I loved Olivia with my heart and soul and I like to think she felt the same. And now, I had a seventh daughter of a seventh to deal with. She must have known. Her grandmother must have told her what I did. There is never a right time to die, but she’s lucky I didn’t find out before she was old and invalid.

Nonetheless, she was the last link to my old-world family. With her, the knowledge of our bloodline died. We’ve crossed oceans, traversed tundras, discovered worlds, and now we occupy a city block -no magic within four thousand miles. Until now.

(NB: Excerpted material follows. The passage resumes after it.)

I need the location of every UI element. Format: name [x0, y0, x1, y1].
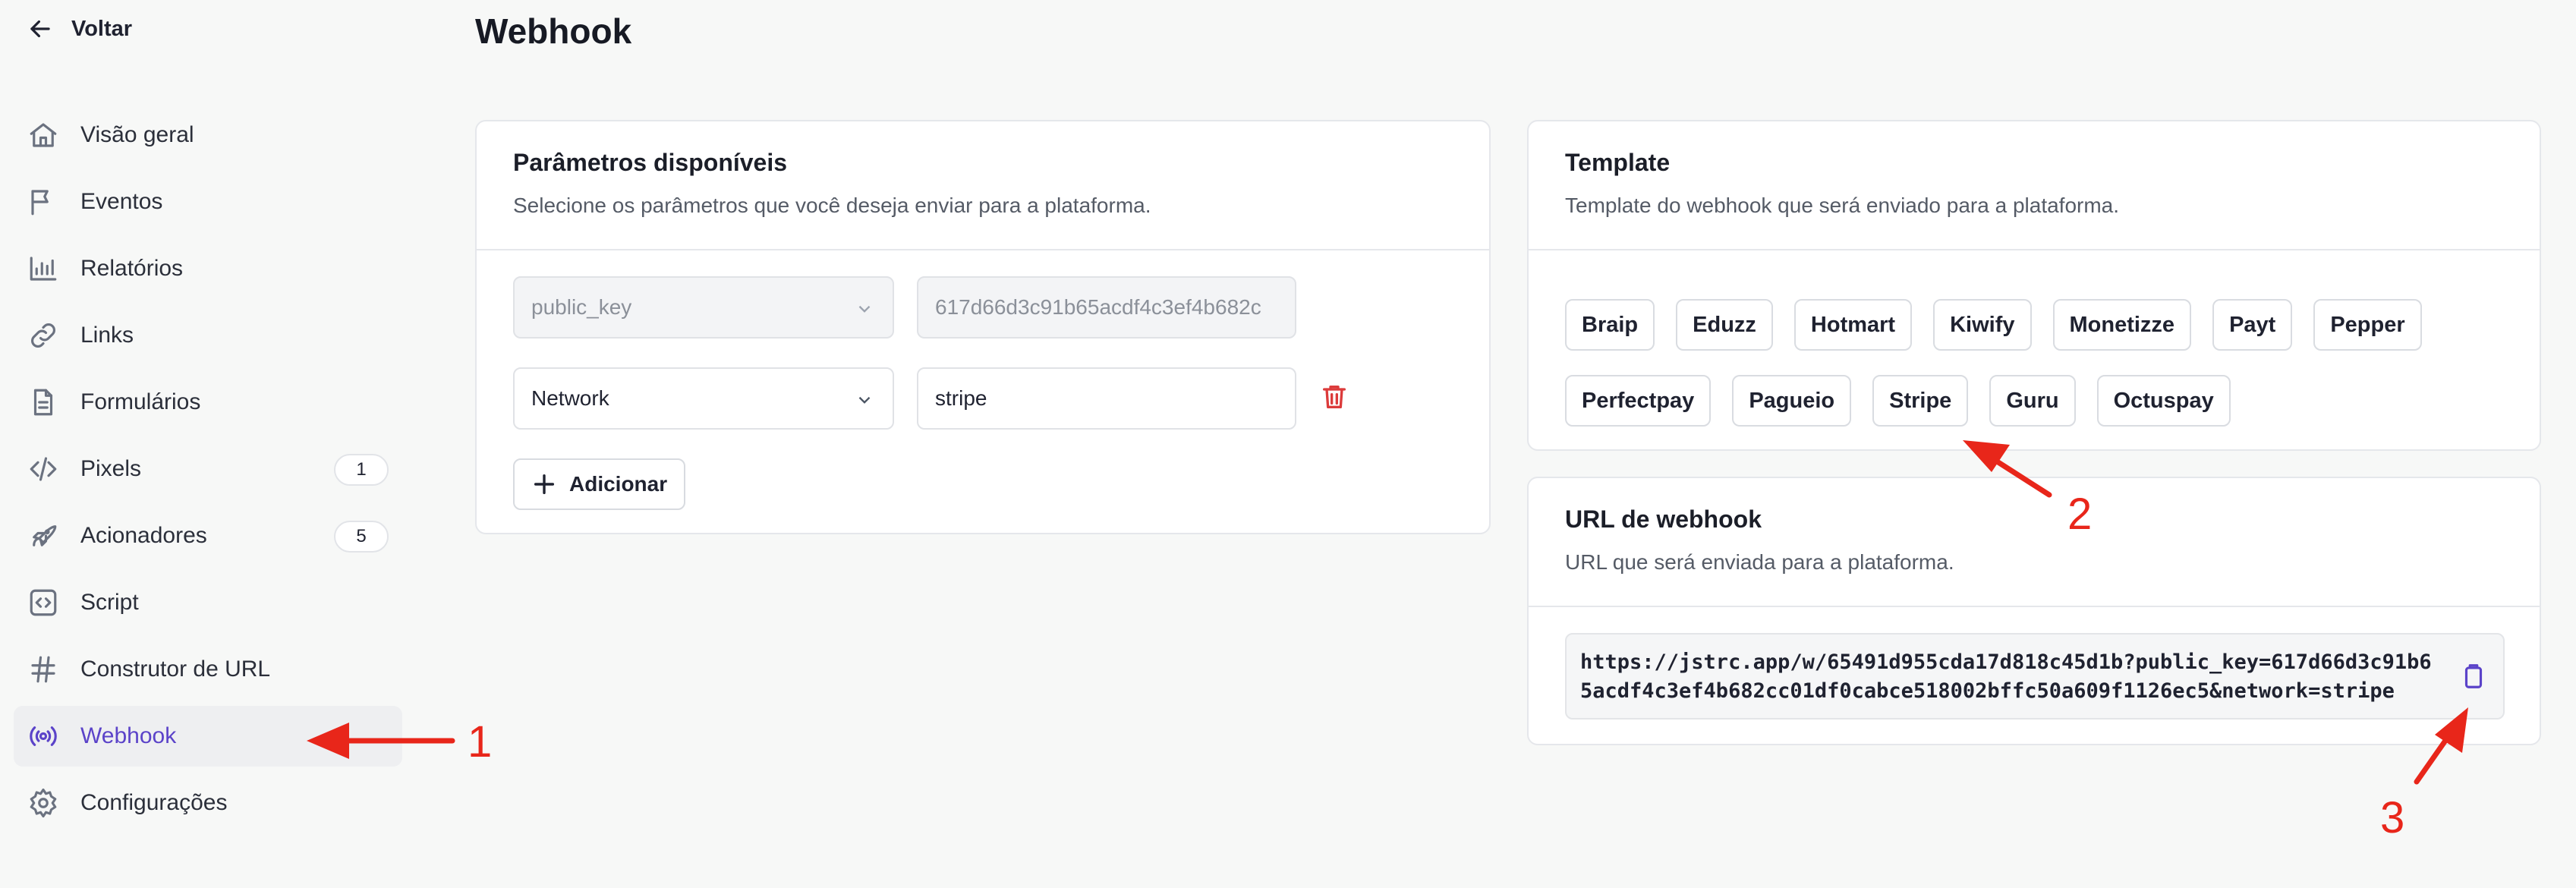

Olivia had outlived all her siblings, she had succeeded where they had all failed. She passed of old age, nothing more, nothing less. And if Death could say it, I know he’d make sure to remind me, “She died because of me -and the list. This curse takes all from you, I’m sorry.”

I wonder if he still thinks that way. Or has he forgotten me by now? It’s been centuries since I’ve seen death firsthand but that could be coincidence. I spent my natural life exploring a cure for death -and clearly found it. Maybe they’ve stopped putting me on their lists. Maybe the world tree decided I no longer belong with the naturally living, so I no longer get to see their natural deaths.

Or maybe he remembers. God, do I hope he remembers me. Even if it means I never see him, even if it means I live forever, I just hope with all my heart that he hasn’t forgotten me. A love like ours shouldn’t die like that.

But now that I’ve left Olivia’s side, I’m sure that he will come quickly. He never was one for dragging out death. The most it’s ever taken is 78 seconds.